[Asia Economy New York=Special Correspondent Joselgina] Indicators have emerged showing that corporate activities in major countries across the United States, Europe, and Asia are simultaneously contracting. Amid soaring inflation and the impact of interest rate hikes weakening consumer demand, ongoing supply chain disruptions are once again sounding alarms of economic slowdown.


On the 23rd (local time), S&P Global announced that the preliminary August Composite Purchasing Managers' Index (PMI) for the U.S. fell 2.7 points from the previous month (47.7) to 45.0. This is the lowest level since May 2020 and marks the second consecutive month below the baseline of 50, which indicates contraction.


The PMI, a representative leading economic indicator, is compiled by surveying purchasing managers at various companies on new orders, inventories, shipments, employment, and other factors. A PMI below 50 indicates economic contraction, while above 50 indicates expansion.
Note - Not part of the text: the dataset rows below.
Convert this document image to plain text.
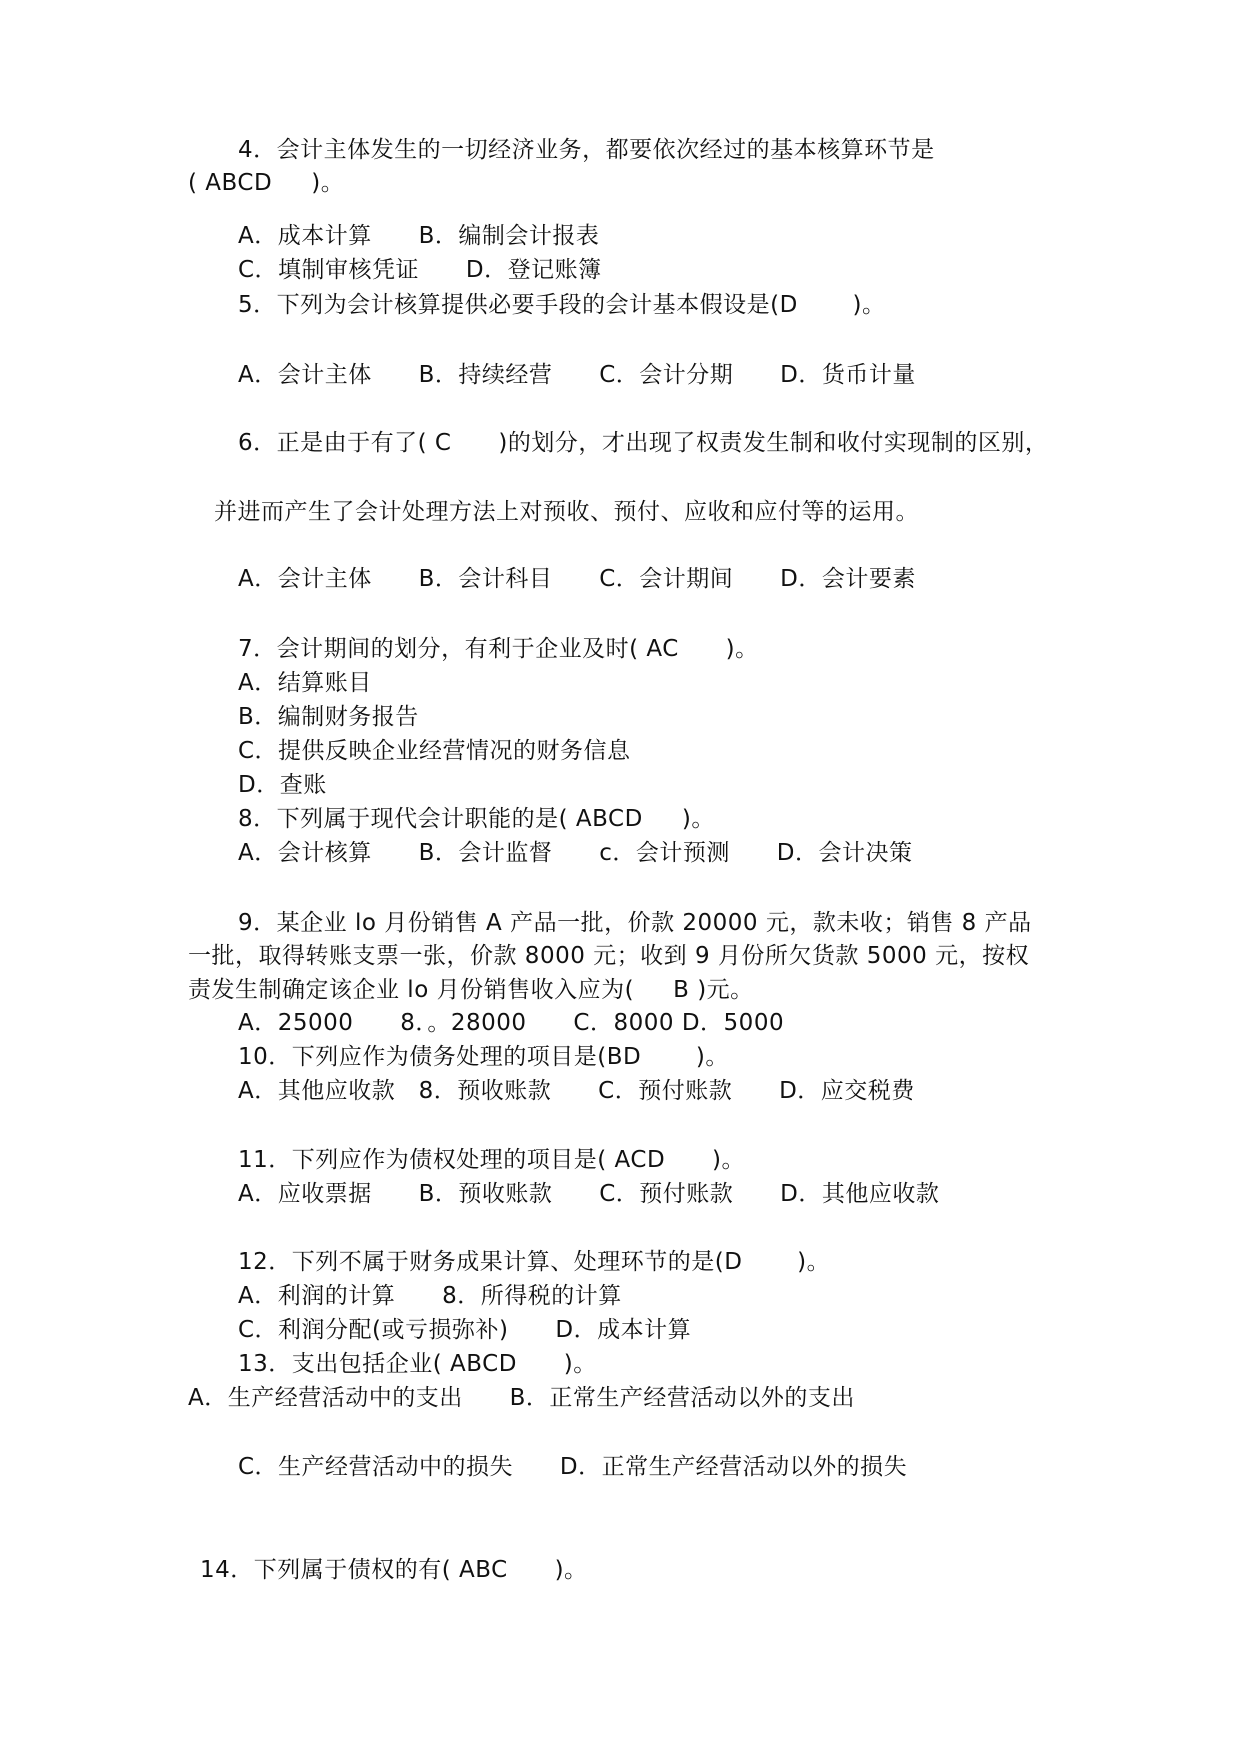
4．会计主体发生的一切经济业务，都要依次经过的基本核算环节是
( ABCD     )。
A．成本计算      B．编制会计报表
C．填制审核凭证      D．登记账簿
5．下列为会计核算提供必要手段的会计基本假设是(D       )。
A．会计主体      B．持续经营      C．会计分期      D．货币计量
6．正是由于有了( C      )的划分，才出现了权责发生制和收付实现制的区别，
并进而产生了会计处理方法上对预收、预付、应收和应付等的运用。
A．会计主体      B．会计科目      C．会计期间      D．会计要素
7．会计期间的划分，有利于企业及时( AC      )。
A．结算账目
B．编制财务报告
C．提供反映企业经营情况的财务信息
D．查账
8．下列属于现代会计职能的是( ABCD     )。
A．会计核算      B．会计监督      c．会计预测      D．会计决策
9．某企业 lo 月份销售 A 产品一批，价款 20000 元，款未收；销售 8 产品
一批，取得转账支票一张，价款 8000 元；收到 9 月份所欠货款 5000 元，按权
责发生制确定该企业 lo 月份销售收入应为(     B )元。
A．25000      8．。28000      C．8000 D．5000
10．下列应作为债务处理的项目是(BD       )。
A．其他应收款   8．预收账款      C．预付账款      D．应交税费
11．下列应作为债权处理的项目是( ACD      )。
A．应收票据      B．预收账款      C．预付账款      D．其他应收款
12．下列不属于财务成果计算、处理环节的是(D       )。
A．利润的计算      8．所得税的计算
C．利润分配(或亏损弥补)      D．成本计算
13．支出包括企业( ABCD      )。
A．生产经营活动中的支出      B．正常生产经营活动以外的支出
C．生产经营活动中的损失      D．正常生产经营活动以外的损失
14．下列属于债权的有( ABC      )。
The U.S. Composite PMI, combining manufacturing and services, has been declining for five consecutive months, with a total drop of 12.7 points during this period. Particularly, a sharp contraction was confirmed in the services sector. The Services PMI fell 3.2 points from the previous month to 44.1, the lowest in 2 years and 3 months. The Manufacturing PMI showed expansion at 51.3 but has been falling for four consecutive months, leading to expectations that it will soon return to contraction. S&P Global’s Chief Economist Sian Jones commented, "Demand has weakened due to interest rate hikes and high inflationary pressures."
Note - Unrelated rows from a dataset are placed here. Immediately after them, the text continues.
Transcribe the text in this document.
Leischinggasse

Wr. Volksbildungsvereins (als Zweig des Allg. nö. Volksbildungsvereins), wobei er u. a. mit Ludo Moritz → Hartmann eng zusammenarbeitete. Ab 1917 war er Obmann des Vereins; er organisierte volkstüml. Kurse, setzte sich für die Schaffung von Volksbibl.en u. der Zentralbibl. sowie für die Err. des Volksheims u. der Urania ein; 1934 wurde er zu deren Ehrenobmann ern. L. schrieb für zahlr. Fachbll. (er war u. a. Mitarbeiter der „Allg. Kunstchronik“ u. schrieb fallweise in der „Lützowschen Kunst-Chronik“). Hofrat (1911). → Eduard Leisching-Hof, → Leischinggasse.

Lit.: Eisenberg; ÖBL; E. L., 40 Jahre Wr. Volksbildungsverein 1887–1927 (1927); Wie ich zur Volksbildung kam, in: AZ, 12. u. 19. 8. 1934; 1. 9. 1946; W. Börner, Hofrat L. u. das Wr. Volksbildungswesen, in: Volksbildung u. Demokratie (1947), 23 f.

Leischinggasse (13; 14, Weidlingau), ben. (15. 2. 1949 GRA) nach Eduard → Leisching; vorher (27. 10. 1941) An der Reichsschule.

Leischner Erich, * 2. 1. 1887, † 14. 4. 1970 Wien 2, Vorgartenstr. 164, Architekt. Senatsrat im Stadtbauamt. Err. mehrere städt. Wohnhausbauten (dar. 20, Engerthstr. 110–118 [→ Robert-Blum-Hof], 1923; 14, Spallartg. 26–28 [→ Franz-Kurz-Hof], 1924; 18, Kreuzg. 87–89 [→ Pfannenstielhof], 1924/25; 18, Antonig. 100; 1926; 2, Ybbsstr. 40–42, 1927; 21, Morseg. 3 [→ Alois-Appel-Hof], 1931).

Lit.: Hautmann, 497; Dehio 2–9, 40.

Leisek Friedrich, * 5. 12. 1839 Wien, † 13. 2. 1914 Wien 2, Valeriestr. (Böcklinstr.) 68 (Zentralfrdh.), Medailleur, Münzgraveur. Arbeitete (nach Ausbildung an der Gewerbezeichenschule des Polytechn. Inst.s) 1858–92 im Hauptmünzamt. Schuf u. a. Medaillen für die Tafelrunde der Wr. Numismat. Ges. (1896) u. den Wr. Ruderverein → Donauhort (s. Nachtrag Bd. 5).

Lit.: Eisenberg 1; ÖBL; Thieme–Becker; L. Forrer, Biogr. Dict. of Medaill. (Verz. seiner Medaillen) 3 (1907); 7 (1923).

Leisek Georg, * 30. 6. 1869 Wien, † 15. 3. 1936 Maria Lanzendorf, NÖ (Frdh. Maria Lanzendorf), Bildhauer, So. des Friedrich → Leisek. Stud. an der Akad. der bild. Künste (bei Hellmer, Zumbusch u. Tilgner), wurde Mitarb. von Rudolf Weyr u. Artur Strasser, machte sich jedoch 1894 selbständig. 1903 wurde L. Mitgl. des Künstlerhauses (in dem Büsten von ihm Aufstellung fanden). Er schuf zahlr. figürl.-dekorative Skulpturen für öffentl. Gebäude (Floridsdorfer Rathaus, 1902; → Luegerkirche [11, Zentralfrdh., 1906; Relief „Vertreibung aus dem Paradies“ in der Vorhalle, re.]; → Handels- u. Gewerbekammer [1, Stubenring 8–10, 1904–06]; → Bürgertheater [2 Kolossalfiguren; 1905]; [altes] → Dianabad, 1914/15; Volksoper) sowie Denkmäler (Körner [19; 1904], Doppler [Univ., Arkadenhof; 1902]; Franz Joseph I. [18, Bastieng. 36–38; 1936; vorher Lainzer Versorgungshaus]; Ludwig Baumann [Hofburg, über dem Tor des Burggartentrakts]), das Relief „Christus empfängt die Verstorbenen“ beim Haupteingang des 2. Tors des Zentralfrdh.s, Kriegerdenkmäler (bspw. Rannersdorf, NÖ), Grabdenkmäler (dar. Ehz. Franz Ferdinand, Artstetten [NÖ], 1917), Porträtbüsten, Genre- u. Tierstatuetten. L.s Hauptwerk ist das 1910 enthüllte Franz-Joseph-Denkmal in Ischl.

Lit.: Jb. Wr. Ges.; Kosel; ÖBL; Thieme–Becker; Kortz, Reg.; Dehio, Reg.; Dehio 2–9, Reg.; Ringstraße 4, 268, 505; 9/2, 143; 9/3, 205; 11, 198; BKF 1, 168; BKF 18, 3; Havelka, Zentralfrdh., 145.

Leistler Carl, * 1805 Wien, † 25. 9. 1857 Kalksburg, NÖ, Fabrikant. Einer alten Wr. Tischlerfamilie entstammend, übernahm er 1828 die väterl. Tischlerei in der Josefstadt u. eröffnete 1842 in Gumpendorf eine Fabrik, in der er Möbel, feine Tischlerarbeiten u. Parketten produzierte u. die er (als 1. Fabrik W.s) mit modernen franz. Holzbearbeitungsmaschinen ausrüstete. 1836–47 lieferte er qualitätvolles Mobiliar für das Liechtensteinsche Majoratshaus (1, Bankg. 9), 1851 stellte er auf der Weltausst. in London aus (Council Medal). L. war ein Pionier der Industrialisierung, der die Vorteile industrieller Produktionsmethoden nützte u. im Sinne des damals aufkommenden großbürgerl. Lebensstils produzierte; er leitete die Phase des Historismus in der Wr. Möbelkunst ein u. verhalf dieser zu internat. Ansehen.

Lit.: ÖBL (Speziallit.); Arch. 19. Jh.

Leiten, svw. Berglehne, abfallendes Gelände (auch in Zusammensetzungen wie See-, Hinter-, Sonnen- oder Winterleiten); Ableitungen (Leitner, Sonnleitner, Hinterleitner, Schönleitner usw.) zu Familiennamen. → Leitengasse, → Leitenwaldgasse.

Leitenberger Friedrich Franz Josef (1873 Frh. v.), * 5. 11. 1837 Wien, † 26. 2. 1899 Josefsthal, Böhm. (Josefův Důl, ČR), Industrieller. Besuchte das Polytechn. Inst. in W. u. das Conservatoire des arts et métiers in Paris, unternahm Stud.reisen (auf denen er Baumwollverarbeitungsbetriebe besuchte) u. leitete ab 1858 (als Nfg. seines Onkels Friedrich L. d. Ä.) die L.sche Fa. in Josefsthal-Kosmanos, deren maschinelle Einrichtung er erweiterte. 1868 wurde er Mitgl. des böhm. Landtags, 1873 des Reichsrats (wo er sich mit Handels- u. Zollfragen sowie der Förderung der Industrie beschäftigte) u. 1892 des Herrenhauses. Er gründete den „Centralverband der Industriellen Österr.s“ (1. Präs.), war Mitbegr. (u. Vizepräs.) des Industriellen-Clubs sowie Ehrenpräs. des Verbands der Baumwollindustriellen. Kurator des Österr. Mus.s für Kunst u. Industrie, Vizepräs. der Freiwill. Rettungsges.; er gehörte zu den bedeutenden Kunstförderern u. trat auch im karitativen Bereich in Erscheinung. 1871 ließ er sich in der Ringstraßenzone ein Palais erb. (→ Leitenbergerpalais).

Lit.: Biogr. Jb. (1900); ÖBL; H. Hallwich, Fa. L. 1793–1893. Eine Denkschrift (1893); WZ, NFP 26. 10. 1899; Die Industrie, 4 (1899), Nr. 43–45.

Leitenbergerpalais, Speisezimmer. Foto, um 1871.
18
The situation is even worse in the Eurozone, which is facing an energy crisis triggered by Russia. The Eurozone Composite PMI for August dropped to 49.2 from 49.9 in the previous month, marking the lowest level in 18 months. The Manufacturing PMI has fallen for three consecutive months to 49.7, entering contraction territory. Although the Services PMI (50.2) remained above 50, it recorded its lowest level in seven months, indicating a precarious situation.


Looking at individual countries, Germany, which has played a leading role in the Eurozone economy, experienced the sharpest contraction in corporate activity since June 2020. France also turned downward for the first time since the pandemic. Christoph Weil, Senior Economist at Commerzbank, noted, "The fact that the PMI declined in August following July means the possibility of a Eurozone recession in the second half of the year is that much greater."


Asia is no exception. Japan’s Manufacturing PMI, released the day before, hit its lowest level in 19 months. China is also struggling with corporate activities hampered by COVID-19 lockdown policies and a real estate market slump. Globally, companies are increasingly scaling back hiring plans due to rising costs from higher raw material prices and transportation expenses.



Meanwhile, the U.S. Federal Reserve (Fed) and the European Central Bank (ECB) have clearly stated their stance to continue raising interest rates to lower inflation, which is expected to heighten concerns about future economic downturns. Bloomberg reported, "As corporate activities weaken in the U.S., Europe, and Asia, concerns are growing that soaring inflation and the Ukraine war will push the world into a recession. Economic data paint a bleak picture for the global economy, but most central banks remain focused on raising interest rates to curb inflation."


This content was produced with the assistance of AI translation services.